John C Does the NAS device you are describing have taging by person?
More questions on how you see the photo libraries being used. Collectively, or individually?
Alternative 1. Individual viewing of photos. Distribute harddrives with TonFoto licences and include the facial recognition files. Andrey can comment, what happens if the harddrives load as different drive letters on the recipient’s computer? For instance, most laptops have drive C:. So the next drive is D. However, I have a partition D: on my harddrive for my data, so in my case, the next drive to mount is E:. Will the indexed files in TonFotos with facial recognition continue to work if the drive letter is different than what you set up? I don’t know all the ins and outs of the .ini files TonFotos creates into each folder or what is in its database.
If your recipients add new photos, it’ll be added locally for them and their photos won’t be accessible to others who might be interested. The advantage however is you will have multiple copies of your photo library out there in different physical locations (a good practice).

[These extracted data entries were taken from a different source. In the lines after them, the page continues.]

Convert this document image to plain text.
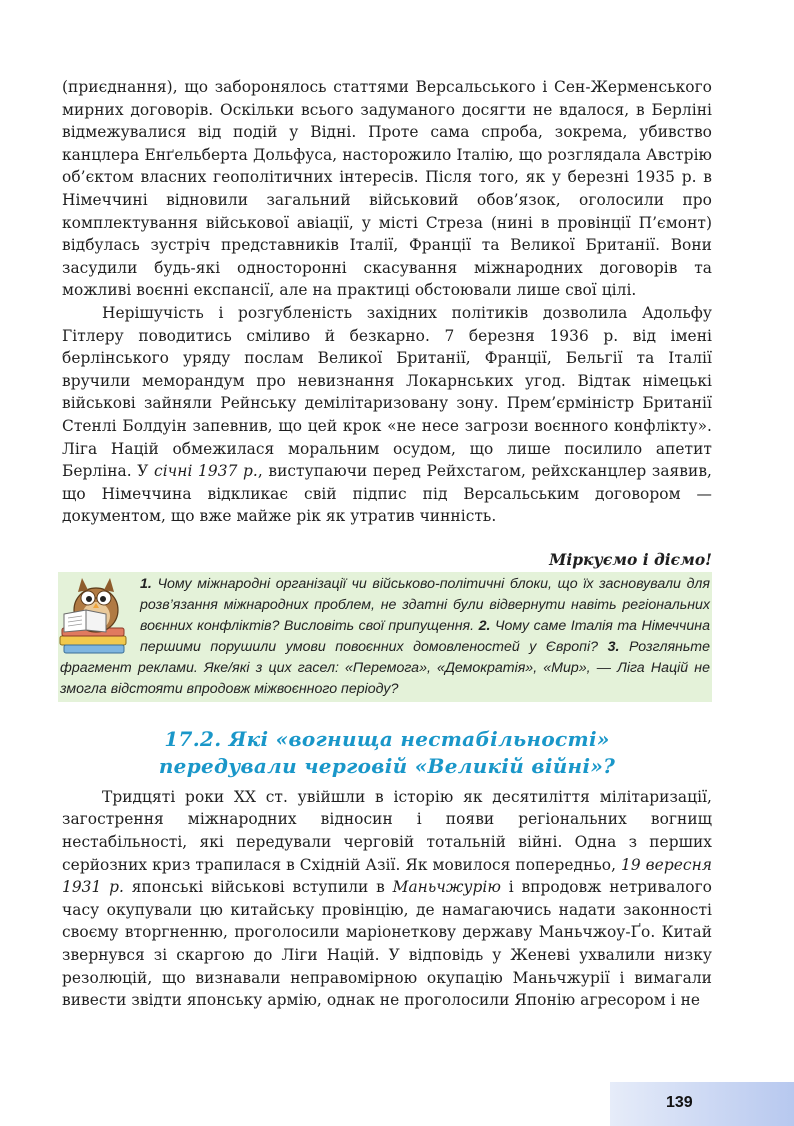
(приєднання), що заборонялось статтями Версальського і Сен-Жерменського мирних договорів. Оскільки всього задуманого досягти не вдалося, в Берліні відмежувалися від подій у Відні. Проте сама спроба, зокрема, убивство канцлера Енґельберта Дольфуса, насторожило Італію, що розглядала Австрію об’єктом власних геополітичних інтересів. Після того, як у березні 1935 р. в Німеччині відновили загальний військовий обов’язок, оголосили про комплектування військової авіації, у місті Стреза (нині в провінції П’ємонт) відбулась зустріч представників Італії, Франції та Великої Британії. Вони засудили будь-які односторонні скасування міжнародних договорів та можливі воєнні експансії, але на практиці обстоювали лише свої цілі.

Нерішучість і розгубленість західних політиків дозволила Адольфу Гітлеру поводитись сміливо й безкарно. 7 березня 1936 р. від імені берлінського уряду послам Великої Британії, Франції, Бельгії та Італії вручили меморандум про невизнання Локарнських угод. Відтак німецькі військові зайняли Рейнську демілітаризовану зону. Прем’єрміністр Британії Стенлі Болдуін запевнив, що цей крок «не несе загрози воєнного конфлікту». Ліга Націй обмежилася моральним осудом, що лише посилило апетит Берліна. У січні 1937 р., виступаючи перед Рейхстагом, рейхсканцлер заявив, що Німеччина відкликає свій підпис під Версальським договором — документом, що вже майже рік як утратив чинність.

Міркуємо і діємо!
1. Чому міжнародні організації чи військово-політичні блоки, що їх засновували для розв’язання міжнародних проблем, не здатні були відвернути навіть регіональних воєнних конфліктів? Висловіть свої припущення. 2. Чому саме Італія та Німеччина першими порушили умови повоєнних домовленостей у Європі? 3. Розгляньте фрагмент реклами. Яке/які з цих гасел: «Перемога», «Демократія», «Мир», — Ліга Націй не змогла відстояти впродовж міжвоєнного періоду?
17.2. Які «вогнища нестабільності»
передували черговій «Великій війні»?

Тридцяті роки XX ст. увійшли в історію як десятиліття мілітаризації, загострення міжнародних відносин і появи регіональних вогнищ нестабільності, які передували черговій тотальній війні. Одна з перших серйозних криз трапилася в Східній Азії. Як мовилося попередньо, 19 вересня 1931 р. японські військові вступили в Маньчжурію і впродовж нетривалого часу окупували цю китайську провінцію, де намагаючись надати законності своєму вторгненню, проголосили маріонеткову державу Маньчжоу-Ґо. Китай звернувся зі скаргою до Ліги Націй. У відповідь у Женеві ухвалили низку резолюцій, що визнавали неправомірною окупацію Маньчжурії і вимагали вивести звідти японську армію, однак не проголосили Японію агресором і не

139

Alternative 2. Store photos on a shared network device (NAS) that comes with photo album software. There are several brands of consumer NAS devices, I have a couple of devices from Synology, one Synology app is Photos which catalogues photos and includes facial recognition. You can assign names to faces. So you provide access to your family members, they don’t have to do anything other than browse your photo library. So “yes” to your question about tagging individuals. You can enable uploading so family members can add new photos to your centralized collection which others can then see, so family photo sharing. The facial recognition will process the new photos. Family members can download (if you enable downloading) photos they want locally or to print. You provide family members with a username and password to access your photos so it’s still private and not public.